Ano VIII - Nº 101 - Junho/2002












 

Identificada a neuroesquistossomose

A partir de análise comparativa entre portadores e não-portadores da esquistossomose, pesquisa identifica conseqüências neurológicas em pacientes afetados

Louisiana Lima

A esquistossomose pode afetar profundamente o nosso sistema nervoso, causando um déficit cognitivo, quando atinge o encéfalo, ou paralisia, quando afeta a medula. Isso ocorre quando o parasita alcança também as células do sistema nervoso. A confirmação da chamada neuroesquistossomose deve-se a uma pesquisa feita pela neurologista Keyla Fontes para a sua tese de doutorado no Centro de Ciências da Saúde (CCS) e Centro de Ciências Biológicas (CCB), da UFPE.

A constatação decorreu da avaliação de jovens tratados de esquistossomose mansônica hepatoesplênica na infância (forma grave da doença que atinge o fígado e o baço, com indicação de tratamento clínico e cirúrgico).

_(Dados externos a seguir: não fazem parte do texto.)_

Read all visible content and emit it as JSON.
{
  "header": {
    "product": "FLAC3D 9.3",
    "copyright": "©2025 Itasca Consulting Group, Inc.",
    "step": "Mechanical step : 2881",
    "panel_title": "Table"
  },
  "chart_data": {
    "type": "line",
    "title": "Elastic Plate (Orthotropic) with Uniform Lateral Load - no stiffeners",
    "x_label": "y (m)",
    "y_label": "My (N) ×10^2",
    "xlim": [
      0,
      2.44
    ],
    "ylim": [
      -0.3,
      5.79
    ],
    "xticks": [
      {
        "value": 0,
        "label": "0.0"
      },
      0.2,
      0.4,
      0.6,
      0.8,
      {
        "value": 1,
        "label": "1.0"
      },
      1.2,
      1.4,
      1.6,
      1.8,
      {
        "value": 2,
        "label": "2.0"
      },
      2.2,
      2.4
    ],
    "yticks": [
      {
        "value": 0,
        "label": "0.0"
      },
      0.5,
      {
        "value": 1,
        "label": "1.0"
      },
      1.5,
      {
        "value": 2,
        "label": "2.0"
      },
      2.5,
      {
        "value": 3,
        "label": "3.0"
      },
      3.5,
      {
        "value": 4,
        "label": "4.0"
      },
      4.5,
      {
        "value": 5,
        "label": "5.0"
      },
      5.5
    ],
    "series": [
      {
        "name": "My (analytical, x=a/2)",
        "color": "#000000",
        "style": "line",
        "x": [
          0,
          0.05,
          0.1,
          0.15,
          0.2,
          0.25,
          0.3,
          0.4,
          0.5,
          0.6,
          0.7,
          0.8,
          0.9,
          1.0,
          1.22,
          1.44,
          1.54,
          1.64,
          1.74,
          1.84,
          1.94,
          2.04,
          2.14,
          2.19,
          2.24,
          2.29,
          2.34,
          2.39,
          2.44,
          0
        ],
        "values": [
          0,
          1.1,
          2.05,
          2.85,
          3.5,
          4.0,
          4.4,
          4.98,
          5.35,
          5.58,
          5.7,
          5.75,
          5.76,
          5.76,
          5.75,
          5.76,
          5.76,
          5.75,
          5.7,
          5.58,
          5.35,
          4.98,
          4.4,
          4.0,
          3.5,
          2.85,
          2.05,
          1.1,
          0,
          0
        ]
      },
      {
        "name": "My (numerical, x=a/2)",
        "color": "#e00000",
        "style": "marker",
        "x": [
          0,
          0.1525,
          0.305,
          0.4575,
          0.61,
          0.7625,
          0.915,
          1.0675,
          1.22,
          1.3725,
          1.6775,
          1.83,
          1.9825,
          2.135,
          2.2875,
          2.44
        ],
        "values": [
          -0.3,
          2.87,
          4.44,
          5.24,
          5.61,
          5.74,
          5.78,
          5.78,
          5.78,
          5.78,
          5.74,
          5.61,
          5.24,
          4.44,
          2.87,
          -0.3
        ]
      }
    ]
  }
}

A doença é causada por um verme denominado Schistosoma mansoni, que tem a água como meio de transmissão. O parasita apresenta um ciclo vital duplo: no homem, em cujos vasos sangüíneos vive sua fase adulta, e em caramujos, onde se apresenta na sua fase larvar.

A presença de queixas nos jovens esquistossomóticos relacionadas ao encéfalo, como dificuldade de aprendizagem e cefaléia, muito mais freqüentes que na população em geral, determinou a avaliação neurológica e cognitiva dos pacientes. Também se avaliou o metabolismo dos lipídios, componentes básicos do sistema nervoso. O resultado da pesquisa demonstrou que os jovens pacientes submetidos a tratamento clínico e cirúrgico de esquistossomose mansônica hepatoesplênica na infância apresentavam significativo déficit de cognição com diferença média de 6 anos entre sua idade cronológica e idade mental, enquanto o metabolismo lipídico demonstrava tendência à normalização.

A comparação com o grupo de controle (pessoas da mesma origem socioeconômica e de área endêmica e que não têm a doença) mostrou que os não-portadores de esquistossomose também tinham uma baixa cognitiva, mas, no caso deles, devido à subnutrição.

Para comprovar a neuroesquistossomose como causa do comprometimento intelectual do paciente, foi feito um exame cefalorraquidiano, incluindo testes imunológicos, com resultados positivos significativos. A neuroesquistossomose pode ocorrer no encéfalo e na medula espinhal. Quando a doença atinge a medula espinhal é amplamente sintomática, o paciente apresenta paralisias evidentes e, por isso, é diagnosticada com relativa facilidade. Já as alterações cognitivas decorrentes da forma encefálica da doença não eram consideradas porque os sintomas eram atribuídos à desnutrição, comum em pessoas com baixa condição socioeconômica. Ocorre uma superposição que se tornou evidente ao serem comparados os grupos de pacientes e de controle.

Segundo Keyla Fontes, a grande importância da pesquisa foi detectar que existem alterações decorrentes da esquistossomose no encéfalo. "É importante ressaltar que esse déficit cognitivo, seqüela da doença, se apresenta em grau moderado ou leve - não é intenso como a síndrome de Down, por exemplo - mas pode limitar gravemente a futura inserção profissional do paciente".

Técnicas ajudam tratamento

A esplenectomia - retirada do baço - é aplicada pelo professor Carlos Brandt, do Mestrado em Cirurgia do CCS, em pacientes esquistossomóticos. Porém, como o baço é um órgão que produz células para o sistema imunológico, os pacientes cirurgiados morriam pouco depois de se recuperarem. Sendo assim, o professor Brandt aplicou uma técnica que consiste em recolocar no organismo fragmentos de baço, que acabam fazendo praticamente a função do órgão inteiro, o que se chama de hipereplenose. O resultado da cirurgia é que a sobrevida desses pacientes pode chegar a até dez anos.

Já o professor César Augusto Leal, do Departamento de Bioquímica, avaliou a atividade da enzima LCAT, que participa do metabolismo dos lipídios, em pacientes cirurgiados. Na esquistossomose, essa enzima tem a sua atividade deficiente, o que acarreta um comprometimento de todo o metabolismo lipídico, ocasionando uma alteração nos níveis de colesterol e triglicerídeos, por exemplo. O professor César agora está trabalhando na produção de um teste à base de anticorpos contra a LCAT que servirá não apenas para diagnosticar a esquistossomose, como também para verificar o estágio da doença.